Venu du temps Dièse
de Bogdan Suceavă

critiqué par Pucksimberg, le 24 septembre 2014
(Toulon - 44 ans)


La note:  étoiles
Moïse Vespasien ou l'arrivée du Messie à Bucarest !
Un homme, dont la carte de Bucarest est gravée sur le torse, arrive comme une incarnation divine dans la capitale de la Roumanie. Il suscite le plus vif intérêt, on le considère comme le Messie, il réalise des miracles, connaît parfaitement l'Humanité et semble porteur d'un enseignement qui pourrait sauver ce pays à la dérive sur un plan politique. Son nom en dit long : Moïse Vespasien. Une secte s'organise autour de lui et un nouvel élan spirituel naît dans Bucarest, élan soutenu fortement par des scientifiques. Les autorités s'inquiètent, surtout qu'un homme se disant être Etienne le Grand surgit aussi et constitue un petit groupe de fidèles. Et il y a aussi des satanistes qui s'interposent ... Toute cette faune perturbe le quotidien des habitants de Bucarest, Bogdan Suceava donne naissance à une Babylone déconcertante ancrée dans l'histoire de ce pays de l'est méconnu. On y croise un chat qui parle, d'anciens agents de la Securitate, des représentants de l'église,des politiciens, tout ceci pour montrer dans quelle situation se trouvent les roumains après le communisme. Ils attendent sans doute un miracle pour s'en sortir, d'où tous ces individus !
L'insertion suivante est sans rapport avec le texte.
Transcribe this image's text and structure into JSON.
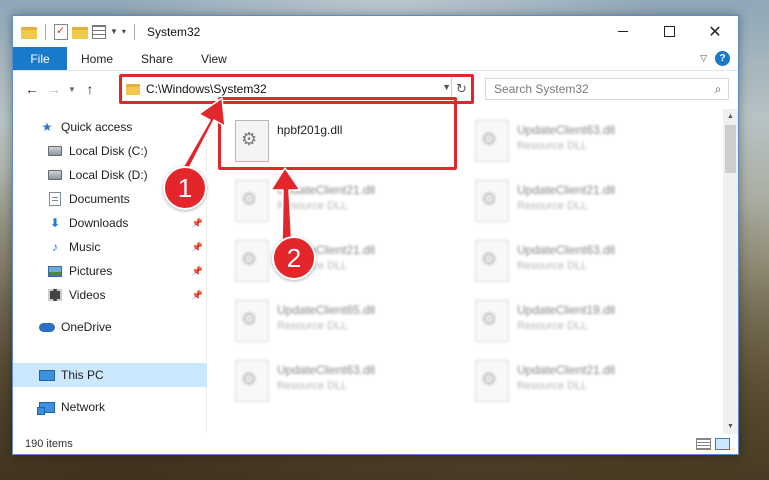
{
  "window": {
    "title": "System32"
  },
  "ribbon": {
    "tabs": [
      "File",
      "Home",
      "Share",
      "View"
    ]
  },
  "address": {
    "path": "C:\\Windows\\System32"
  },
  "search": {
    "placeholder": "Search System32"
  },
  "sidebar": {
    "items": [
      {
        "label": "Quick access",
        "icon": "star-icon"
      },
      {
        "label": "Local Disk (C:)",
        "icon": "disk-icon"
      },
      {
        "label": "Local Disk (D:)",
        "icon": "disk-icon"
      },
      {
        "label": "Documents",
        "icon": "documents-icon"
      },
      {
        "label": "Downloads",
        "icon": "download-icon",
        "pinned": true
      },
      {
        "label": "Music",
        "icon": "music-icon",
        "pinned": true
      },
      {
        "label": "Pictures",
        "icon": "pictures-icon",
        "pinned": true
      },
      {
        "label": "Videos",
        "icon": "videos-icon",
        "pinned": true
      },
      {
        "label": "OneDrive",
        "icon": "cloud-icon"
      },
      {
        "label": "This PC",
        "icon": "computer-icon",
        "selected": true
      },
      {
        "label": "Network",
        "icon": "network-icon"
      }
    ]
  },
  "files": [
    {
      "name": "hpbf201g.dll",
      "type": ""
    },
    {
      "name": "UpdateClient63.dll",
      "type": "Resource DLL"
    },
    {
      "name": "UpdateClient21.dll",
      "type": "Resource DLL"
    },
    {
      "name": "UpdateClient21.dll",
      "type": "Resource DLL"
    },
    {
      "name": "UpdateClient21.dll",
      "type": "Resource DLL"
    },
    {
      "name": "UpdateClient63.dll",
      "type": "Resource DLL"
    },
    {
      "name": "UpdateClient65.dll",
      "type": "Resource DLL"
    },
    {
      "name": "UpdateClient19.dll",
      "type": "Resource DLL"
    },
    {
      "name": "UpdateClient63.dll",
      "type": "Resource DLL"
    },
    {
      "name": "UpdateClient21.dll",
      "type": "Resource DLL"
    }
  ],
  "status": {
    "item_count": "190 items"
  },
  "annotations": {
    "step1": "1",
    "step2": "2"
  },
  "colors": {
    "accent": "#1979ca",
    "highlight": "#e3262b",
    "selected": "#cce8ff"
  }
}
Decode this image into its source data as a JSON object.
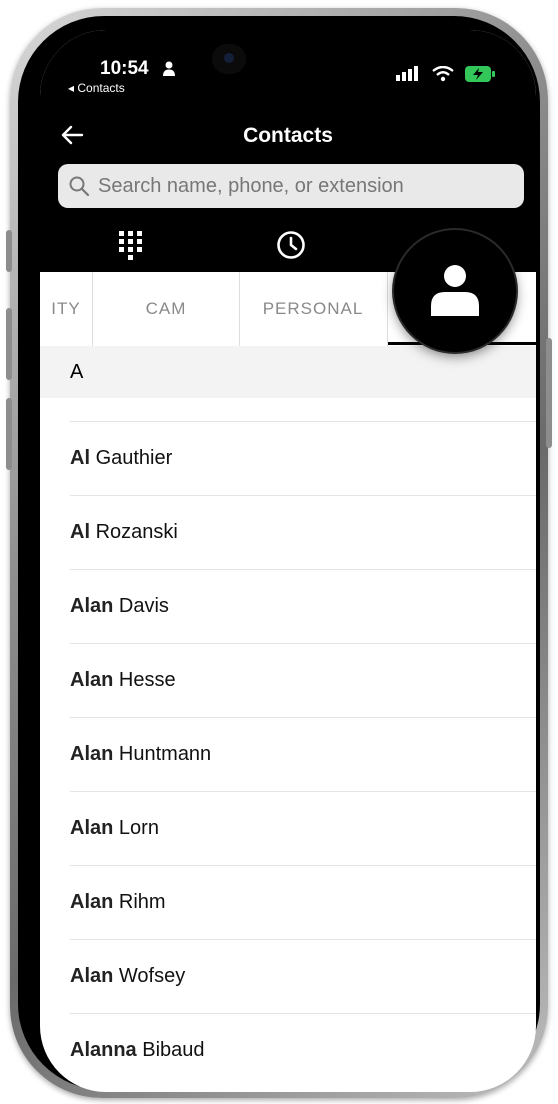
{
  "status": {
    "time": "10:54",
    "back_label": "◂ Contacts"
  },
  "header": {
    "title": "Contacts"
  },
  "search": {
    "placeholder": "Search name, phone, or extension"
  },
  "tabs": [
    {
      "name": "dialpad",
      "icon": "dialpad-icon"
    },
    {
      "name": "recent",
      "icon": "clock-icon"
    },
    {
      "name": "contacts",
      "icon": "person-icon",
      "active": true
    }
  ],
  "subtabs": [
    "ITY",
    "CAM",
    "PERSONAL"
  ],
  "section": {
    "letter": "A"
  },
  "contacts": [
    {
      "first": "Al",
      "last": "Gauthier"
    },
    {
      "first": "Al",
      "last": "Rozanski"
    },
    {
      "first": "Alan",
      "last": "Davis"
    },
    {
      "first": "Alan",
      "last": "Hesse"
    },
    {
      "first": "Alan",
      "last": "Huntmann"
    },
    {
      "first": "Alan",
      "last": "Lorn"
    },
    {
      "first": "Alan",
      "last": "Rihm"
    },
    {
      "first": "Alan",
      "last": "Wofsey"
    },
    {
      "first": "Alanna",
      "last": "Bibaud"
    }
  ],
  "colors": {
    "header_bg": "#000000",
    "search_bg": "#e9e9ea",
    "battery": "#33c759"
  }
}
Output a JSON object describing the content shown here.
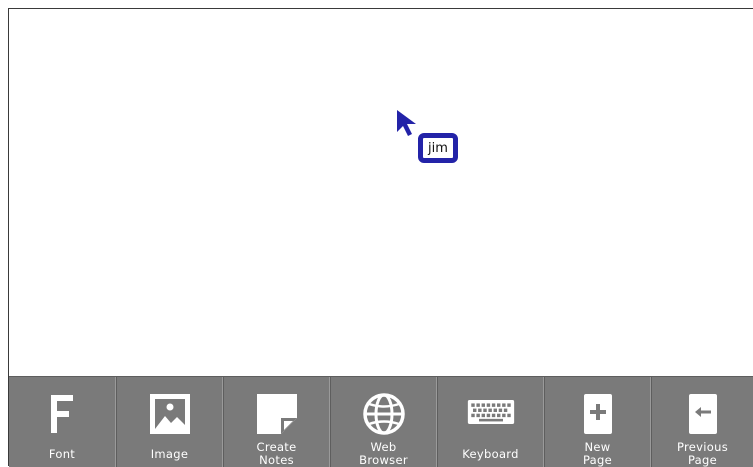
{
  "canvas": {
    "remote_user": "jim",
    "cursor_color": "#2323a8"
  },
  "toolbar": {
    "background": "#7a7a7a",
    "tools": [
      {
        "icon": "font-icon",
        "line1": "Font",
        "line2": ""
      },
      {
        "icon": "image-icon",
        "line1": "Image",
        "line2": ""
      },
      {
        "icon": "notes-icon",
        "line1": "Create",
        "line2": "Notes"
      },
      {
        "icon": "globe-icon",
        "line1": "Web",
        "line2": "Browser"
      },
      {
        "icon": "keyboard-icon",
        "line1": "Keyboard",
        "line2": ""
      },
      {
        "icon": "new-page-icon",
        "line1": "New",
        "line2": "Page"
      },
      {
        "icon": "previous-page-icon",
        "line1": "Previous",
        "line2": "Page"
      }
    ]
  }
}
Ce roman est quelque peu déjanté avec tous ces personnages. Le roman entremêle des passages qui évoquent la propagation de certaines idéologies, quelques réflexions étranges sur Némésis et sur la langue roumaine qui détiendrait de grands secrets en son sein même, des passages assez loufoques et une critique acerbe de ces politiciens qui ont enlisé le pays et qui ont découragé les habitants qui se réfugient du côté de l'incroyable, seul capable de sauver ce pays. On ne s'ennuie pas une seule seconde et le lecteur passe de surprise en surprise avec ce roman complètement fou et très juste dans sa représentation du pays. Derrière cette démesure se cachent une analyse pertinente et un constat inquiétant.

Il ne faut pas en déduire pour autant que le récit est déprimant. Ce n'est pas le cas. L'on rit de ces épisodes burlesques et il est réjouissant de voir comment l'auteur parodie certains textes littéraires. Le roman est très bien construit et il possède de nombreux renvois à des textes roumains qui font autorité. Heureusement que la traductrice Dominique Ilea a rédigé des notes afin d'expliciter ces références. Cela permet au lecteur français, peu familier de cette culture, de comprendre les allusions, mais aussi de se rendre compte que le roman est loin d'être léger et se révèle très riche. Toute l'histoire de la Roumanie semble être condensée dans ce roman par les divers clins d'oeil.

Bogdan Suceava offre à son lecteur un roman foisonnant et délirant, pourtant si proche de la réalité roumaine.